Hoe kan het toch dat vrij veel mensen grote angst vertonen voor een behandeling bij de tandarts? Dit terwijl de meeste behandelingen bij de tandarts uitgevoerd worden zonder dat de patiënt ook maar enige pijn voelt. Behalve dan misschien het kortstondige, maar vervelende "prikje" van de verdovingsspuit. Of in de gevallen dat de patiënt wel iets van pijn ervaart bij een behandeling van de tandarts, zal deze pijn toch in geen enkele verhouding staan tot de angst die de patiënt van tevoren voor die behandeling had. Mensen die toevallig op een eerder moment bij een behandeling door de tandarts wel een betrekkelijk pijnlijke ervaring hebben gehad, hebben mogelijk enige reden om op een later moment angstig te zijn. Maar heel vaak hebben zij niet een echt pijnlijke ervaring gehad! En toch vertonen veel te veel mensen disproportioneel veel angst voor een behandeling bij de tandarts.

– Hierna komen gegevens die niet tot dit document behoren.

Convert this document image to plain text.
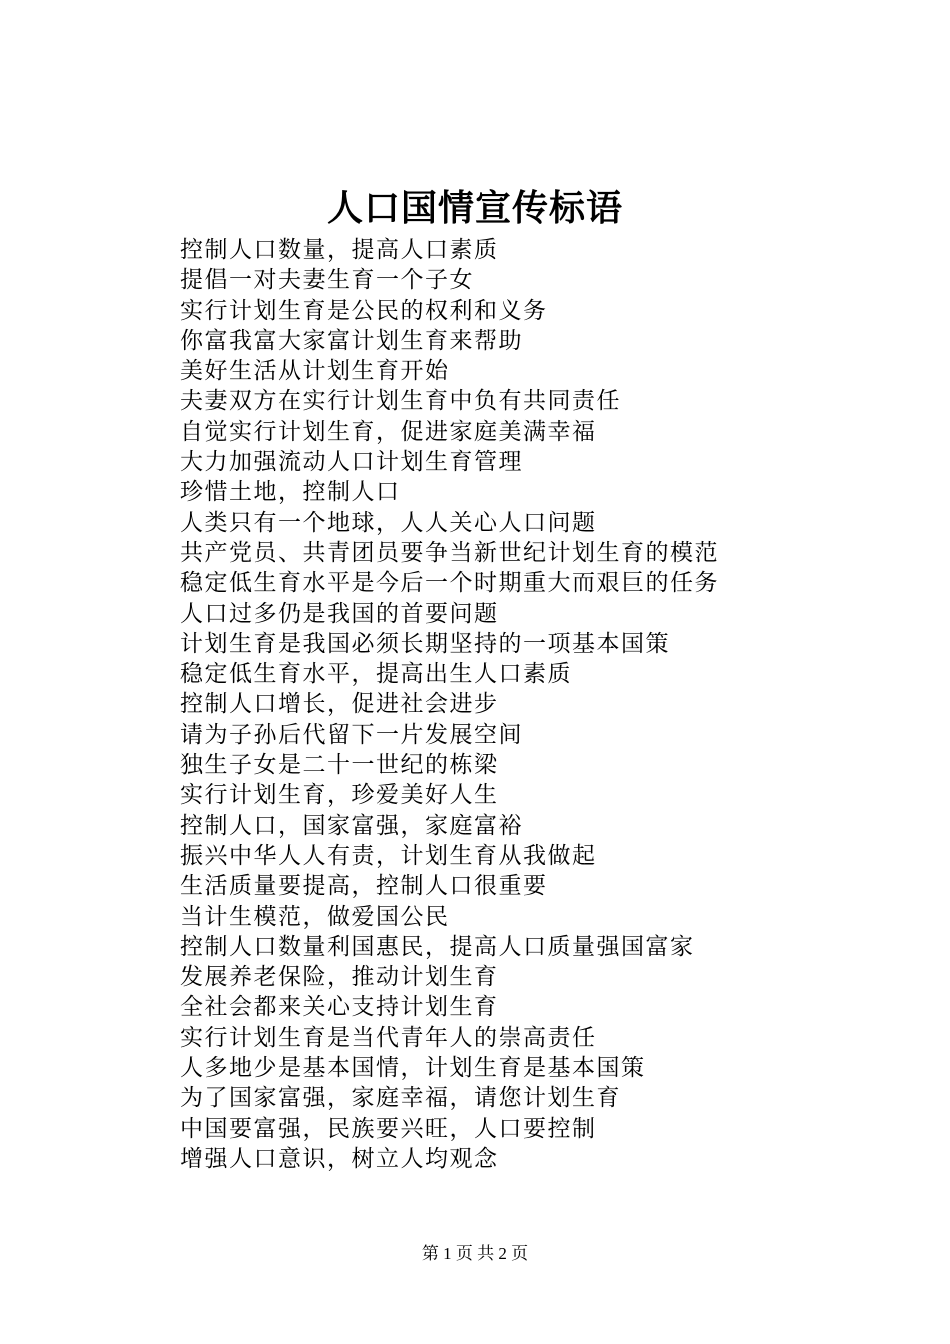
人口国情宣传标语
控制人口数量，提高人口素质
提倡一对夫妻生育一个子女
实行计划生育是公民的权利和义务
你富我富大家富计划生育来帮助
美好生活从计划生育开始
夫妻双方在实行计划生育中负有共同责任
自觉实行计划生育，促进家庭美满幸福
大力加强流动人口计划生育管理
珍惜土地，控制人口
人类只有一个地球，人人关心人口问题
共产党员、共青团员要争当新世纪计划生育的模范
稳定低生育水平是今后一个时期重大而艰巨的任务
人口过多仍是我国的首要问题
计划生育是我国必须长期坚持的一项基本国策
稳定低生育水平，提高出生人口素质
控制人口增长，促进社会进步
请为子孙后代留下一片发展空间
独生子女是二十一世纪的栋梁
实行计划生育，珍爱美好人生
控制人口，国家富强，家庭富裕
振兴中华人人有责，计划生育从我做起
生活质量要提高，控制人口很重要
当计生模范，做爱国公民
控制人口数量利国惠民，提高人口质量强国富家
发展养老保险，推动计划生育
全社会都来关心支持计划生育
实行计划生育是当代青年人的崇高责任
人多地少是基本国情，计划生育是基本国策
为了国家富强，家庭幸福，请您计划生育
中国要富强，民族要兴旺，人口要控制
增强人口意识，树立人均观念
第 1 页 共 2 页
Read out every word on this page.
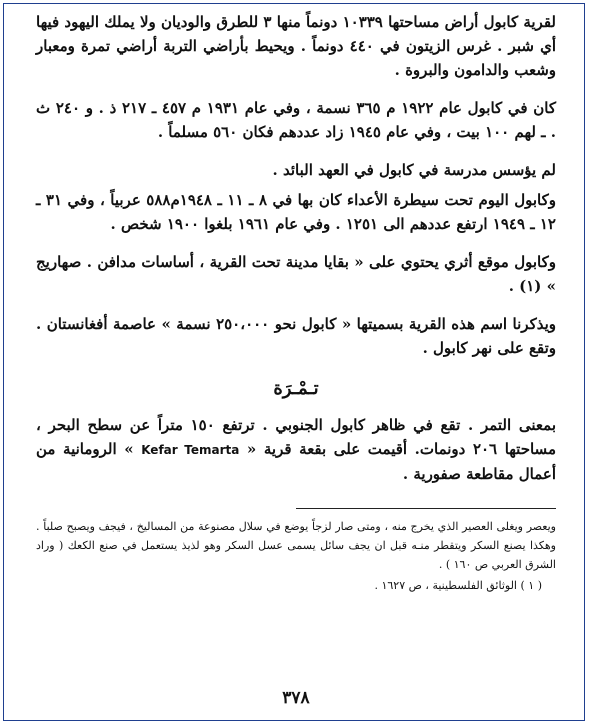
لقرية كابول أراض مساحتها ١٠٣٣٩ دونماً منها ٣ للطرق والوديان ولا يملك اليهود فيها أي شبر . غرس الزيتون في ٤٤٠ دونماً . ويحيط بأراضي التربة أراضي تمرة ومعبار وشعب والدامون والبروة .

كان في كابول عام ١٩٢٢ م ٣٦٥ نسمة ، وفي عام ١٩٣١ م ٤٥٧ ـ ٢١٧ ذ . و ٢٤٠ ث . ـ لهم ١٠٠ بيت ، وفي عام ١٩٤٥ زاد عددهم فكان ٥٦٠ مسلماً .

لم يؤسس مدرسة في كابول في العهد البائد .

وكابول اليوم تحت سيطرة الأعداء كان بها في ٨ ـ ١١ ـ ١٩٤٨م٥٨٨ عربياً ، وفي ٣١ ـ ١٢ ـ ١٩٤٩ ارتفع عددهم الى ١٢٥١ . وفي عام ١٩٦١ بلغوا ١٩٠٠ شخص .

وكابول موقع أثري يحتوي على « بقايا مدينة تحت القرية ، أساسات مدافن . صهاريج » (١) .

ويذكرنا اسم هذه القرية بسميتها « كابول نحو ٢٥٠،٠٠٠ نسمة » عاصمة أفغانستان . وتقع على نهر كابول .

تـمْـرَة

بمعنى التمر . تقع في ظاهر كابول الجنوبي . ترتفع ١٥٠ متراً عن سطح البحر ، مساحتها ٢٠٦ دونمات. أقيمت على بقعة قرية « Kefar Temarta » الرومانية من أعمال مقاطعة صفورية .

ويعصر ويغلى العصير الذي يخرج منه ، ومتى صار لزجاً يوضع في سلال مصنوعة من المساليخ ، فيجف ويصبح صلباً . وهكذا يصنع السكر ويتقطر منـه قبل ان يجف سائل يسمى عسل السكر وهو لذيذ يستعمل في صنع الكعك ( وراد الشرق العربي ص ١٦٠ ) .

( ١ ) الوثائق الفلسطينية ، ص ١٦٢٧ .

٣٧٨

Natuurlijk, angst voor de tandarts kan zijn aangepraat! Als men als nietsvermoedende jonge patiënt voor het eerst in de tandartsstoel plaatsneemt, heeft men mogelijk reeds een hele lading aan enge verhalen over een dergelijke behandeling over zich heen gekregen. Dus dat feit zou dan een dergelijke reactie kunnen verklaren. Maar met die enge verhalen wordt bijna iedereen tijdens het opgroeien geconfronteerd, dit terwijl de één daar veel meer door beïnvloed lijkt te zijn dan de ander. Hoe valt dat te verklaren? Sommige mensen uit een bepaald groepsverband groeien op in een cultuur waarin veel angst voor een behandeling bij de tandarts aanwezig is. Dan valt te verwachten dat die mensen ook buitensporig angstig zijn voor een behandeling bij de tandarts. Maar ook dan geldt dat die cultuur van angst rond het bezoek aan de tandarts niet altijd bij iedereen in dat groepsverband aanwezig is. Sommigen van hen lijkt het nauwelijks te raken. En anderen uit datzelfde groepsverband zijn er doodsbenauwd voor.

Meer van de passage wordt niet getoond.